Stock index futures fell on Friday as investors remained skeptical about how much of President Barack Obama's $447 billion proposal to generate U.S. jobs would make it through Congress.

Concerns also lingered about the euro zone's sovereign debt crisis on worries that policymakers were not taking enough action to boost Europe's economies.

Finance chiefs from the Group of 7 richest nations are set to meet on Friday, and the group is under heavy pressure to take action to revive flagging economic growth and calm the biggest confidence crisis in financial markets since the global credit crunch.

Obama challenged Congress on Thursday to enact tax cuts and new spending to revive a stalled job market, but he faces an uphill fight to win over Republicans.

The speech was positive, but there are questions about whether it can get through Congress and how it will all be paid for, said Scott Brown, chief economist at Raymond James in St. Petersburg, Florida. At the same time, while we initially rose on the plan, Europe remains the big, big question for markets.

In China, inflation pulled back in August from a three-year high, while economic activity slowed, underlining expectations the central bank can hold off on further monetary policy tightening in the face of a global economic slowdown.

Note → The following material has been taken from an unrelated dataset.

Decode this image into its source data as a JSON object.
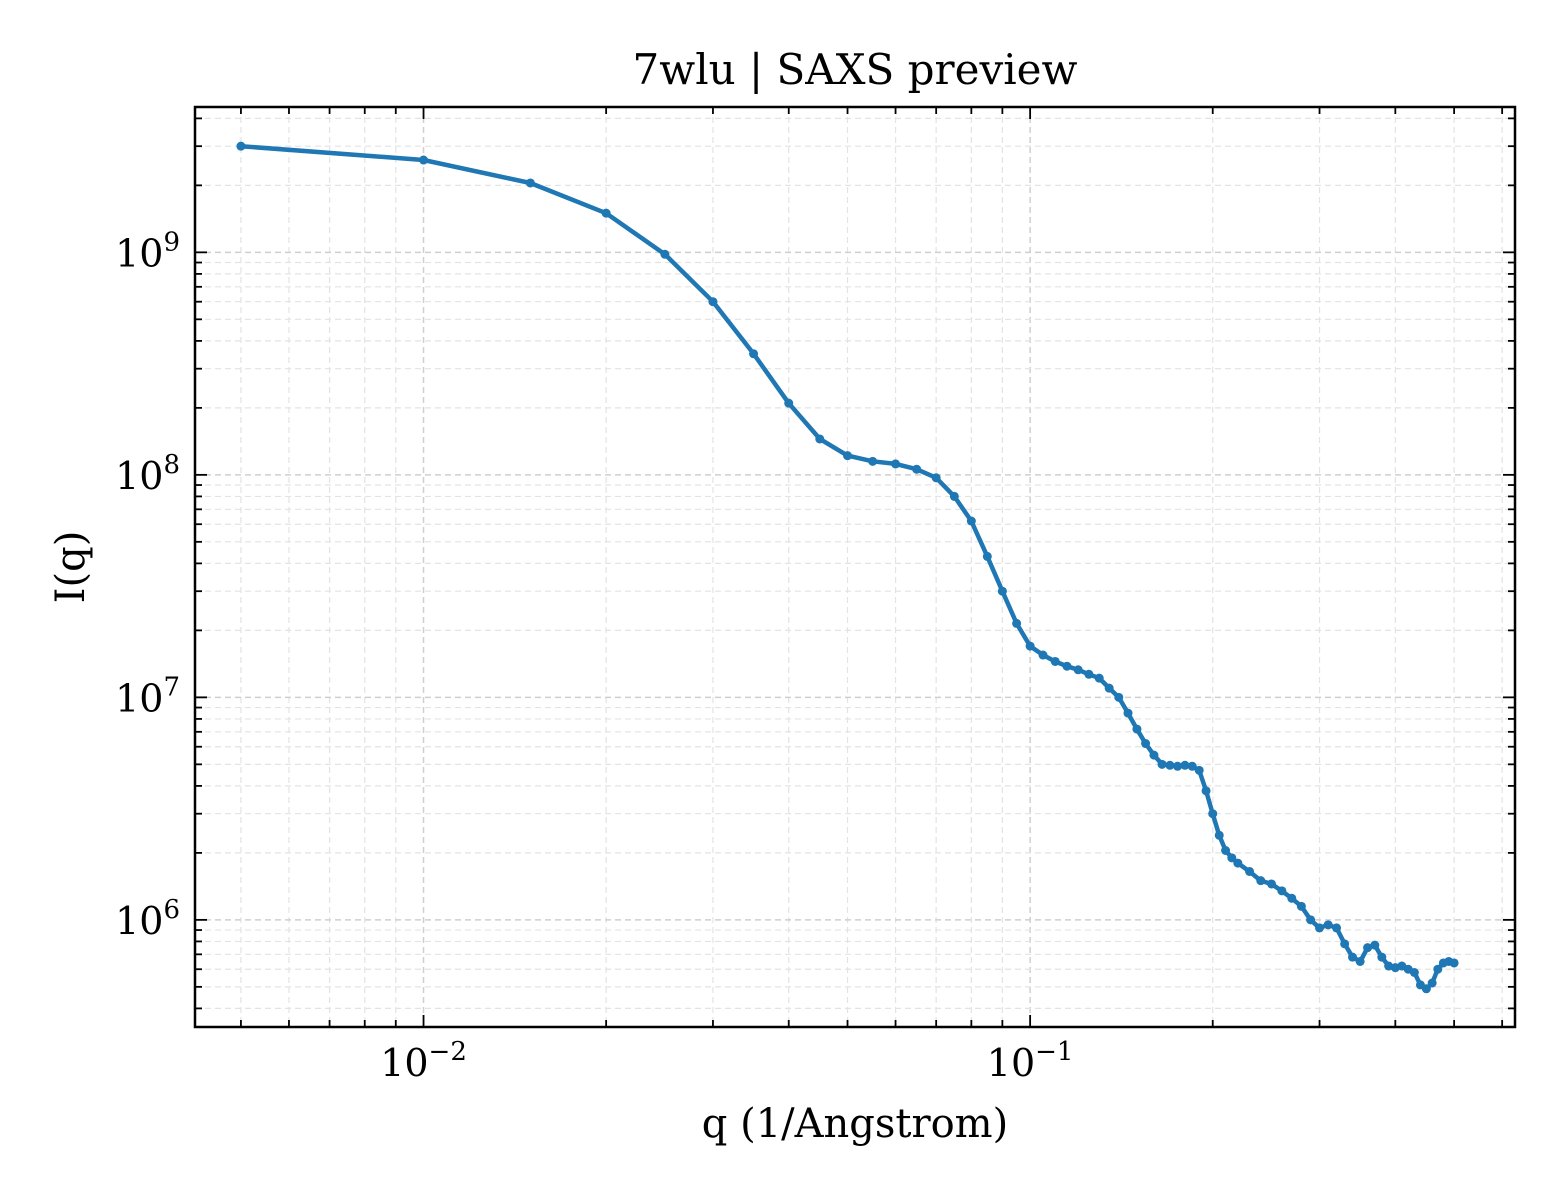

S&P 500 futures fell 2.1 points and were below fair value, a formula that evaluates pricing by taking into account interest rates, dividends and time to expiration on the contract. Dow Jones industrial average futures slid 53 points and Nasdaq 100 futures lost 2.25 points.

Bank of America Corp officials have discussed slashing roughly 40,000 jobs during the first wave of a restructuring, the Wall Street Journal said, citing people familiar with the plans. The cuts aim to reduce the bank's workforce of 280,000 over a period of years, the Journal said.

A number of brokerages, including Jefferies, cut price targets on Texas Instruments Inc after the company warned its third-quarter earnings and revenue would be worse than already low expectations as concern about an economic slowdown is stifling demand for products that use its chips.

McDonald's Corp fell 1.6 percent in premarket trading after its August restaurant sales rose less than analysts expected.

U.S. stocks closed sharply lower on Thursday after Federal Reserve Chairman Ben Bernanke gave no indications that new stimulus measures were in the works to boost the flagging economy.